Determine from where is "sh" being run under apache www-data user using using PF or NETSTAT
- by Eugene van der Merwe
I am working with a compromised Ubuntu 8.04 Plesk 9.5.4 server. It seems that a script on the server is continuously doing reverse lookups to random IPs on the Internet.
I first spotted it during by using top and then noticed flashes of this coming up continuously:
sh -c host -W 1 '198.204.241.10'
I wrote a this script to interrogate ps every 1 second to see how frequently this script happens:
#!/bin/bash
while :
do
ps -ef | egrep -i "sh -c host"
sleep 1
done
The results are that this script runs often, every few seconds:
www-data 17762 8332 1 10:07 ? 00:00:00 sh -c host -W 1 '59.58.139.134'
www-data 17772 8332 1 10:07 ? 00:00:00 sh -c host -W 1 '59.58.139.134'
www-data 17879 17869 0 10:07 ? 00:00:00 sh -c host -W 1 '198.204.241.10'
www-data 17879 17869 1 10:07 ? 00:00:00 sh -c host -W 1 '198.204.241.10'
www-data 17879 17869 0 10:07 ? 00:00:00 sh -c host -W 1 '198.204.241.10'
root 18031 17756 0 10:07 pts/2 00:00:00 egrep -i sh -c host
www-data 18078 16704 0 10:07 ? 00:00:00 sh -c host -W 1 '59.58.139.134'
www-data 18125 17996 0 10:07 ? 00:00:00 sh -c host -W 1 '91.124.51.65'
root 18131 17756 0 10:07 pts/2 00:00:00 egrep -i sh -c host
www-data 18137 17869 0 10:07 ? 00:00:00 sh -c host -W 1 '198.204.241.10'
www-data 18137 17869 1 10:07 ? 00:00:00 sh -c host -W 1 '198.204.241.10'
My theory is if I can see who is launching the sh process or form where it's launched I can isolate the problem further.
Can somebody please guide me using netstat or ps to identify from where sh is being run?

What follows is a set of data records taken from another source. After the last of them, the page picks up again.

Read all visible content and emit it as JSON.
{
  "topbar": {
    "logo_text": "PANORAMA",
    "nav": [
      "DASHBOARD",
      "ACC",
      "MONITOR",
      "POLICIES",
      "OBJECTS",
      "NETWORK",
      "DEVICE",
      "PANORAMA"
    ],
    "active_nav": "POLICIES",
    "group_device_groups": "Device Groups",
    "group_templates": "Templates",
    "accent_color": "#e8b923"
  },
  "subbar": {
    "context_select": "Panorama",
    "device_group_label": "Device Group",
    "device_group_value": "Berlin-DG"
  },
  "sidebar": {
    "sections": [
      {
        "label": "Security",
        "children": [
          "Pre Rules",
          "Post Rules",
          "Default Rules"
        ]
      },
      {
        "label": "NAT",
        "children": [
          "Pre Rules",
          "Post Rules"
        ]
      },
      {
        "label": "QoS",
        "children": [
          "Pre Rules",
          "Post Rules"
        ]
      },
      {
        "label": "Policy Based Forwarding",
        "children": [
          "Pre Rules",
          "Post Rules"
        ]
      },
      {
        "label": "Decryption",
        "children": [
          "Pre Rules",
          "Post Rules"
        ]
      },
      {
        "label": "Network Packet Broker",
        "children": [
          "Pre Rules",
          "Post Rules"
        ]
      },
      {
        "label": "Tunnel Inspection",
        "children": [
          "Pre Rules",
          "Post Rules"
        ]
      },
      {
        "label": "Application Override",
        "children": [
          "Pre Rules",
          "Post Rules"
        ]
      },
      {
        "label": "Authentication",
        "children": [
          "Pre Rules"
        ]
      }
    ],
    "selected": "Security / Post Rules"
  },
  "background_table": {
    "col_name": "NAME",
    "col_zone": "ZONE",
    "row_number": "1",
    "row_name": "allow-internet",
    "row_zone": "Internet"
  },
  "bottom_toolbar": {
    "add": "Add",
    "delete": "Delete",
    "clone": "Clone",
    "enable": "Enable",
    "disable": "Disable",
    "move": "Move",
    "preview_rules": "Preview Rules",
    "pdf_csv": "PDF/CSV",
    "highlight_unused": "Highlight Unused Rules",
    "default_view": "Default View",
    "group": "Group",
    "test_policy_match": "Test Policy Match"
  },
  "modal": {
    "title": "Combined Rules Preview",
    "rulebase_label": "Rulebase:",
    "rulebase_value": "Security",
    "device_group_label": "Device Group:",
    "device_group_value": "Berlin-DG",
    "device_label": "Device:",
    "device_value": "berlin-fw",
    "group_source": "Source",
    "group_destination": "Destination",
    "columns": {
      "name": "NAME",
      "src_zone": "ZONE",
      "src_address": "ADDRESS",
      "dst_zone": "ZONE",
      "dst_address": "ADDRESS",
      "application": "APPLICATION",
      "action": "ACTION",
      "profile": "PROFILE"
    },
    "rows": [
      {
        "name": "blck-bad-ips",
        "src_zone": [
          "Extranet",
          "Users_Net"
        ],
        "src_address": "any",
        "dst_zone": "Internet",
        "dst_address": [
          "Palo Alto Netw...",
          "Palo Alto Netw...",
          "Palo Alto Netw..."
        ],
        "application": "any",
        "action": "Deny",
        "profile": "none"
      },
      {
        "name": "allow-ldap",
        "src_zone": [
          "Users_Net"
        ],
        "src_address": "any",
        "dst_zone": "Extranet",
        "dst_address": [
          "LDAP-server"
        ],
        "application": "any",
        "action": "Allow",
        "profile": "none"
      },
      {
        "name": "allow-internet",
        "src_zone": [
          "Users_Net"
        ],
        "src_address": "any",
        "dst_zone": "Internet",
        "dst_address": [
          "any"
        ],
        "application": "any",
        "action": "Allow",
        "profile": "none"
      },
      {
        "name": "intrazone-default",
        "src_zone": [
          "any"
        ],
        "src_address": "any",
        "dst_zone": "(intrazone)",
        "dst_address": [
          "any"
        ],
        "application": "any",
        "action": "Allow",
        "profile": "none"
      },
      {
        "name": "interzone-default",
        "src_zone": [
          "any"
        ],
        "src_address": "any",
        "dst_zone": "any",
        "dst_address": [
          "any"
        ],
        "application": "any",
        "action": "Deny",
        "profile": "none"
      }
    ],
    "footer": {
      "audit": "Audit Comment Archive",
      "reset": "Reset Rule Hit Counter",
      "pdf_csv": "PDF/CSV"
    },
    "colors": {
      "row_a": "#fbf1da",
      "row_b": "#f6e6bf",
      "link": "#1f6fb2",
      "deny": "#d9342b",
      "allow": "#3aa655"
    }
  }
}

I might get many suggestions that the OS is out of date and so the Plesk, but please bear in mind there are some very concrete reasons why this server is running legacy software. My question is aimed at a advanced Linux systems administrators who have in depth experience with security compromises and using netstat and ps to get to the bottom of it.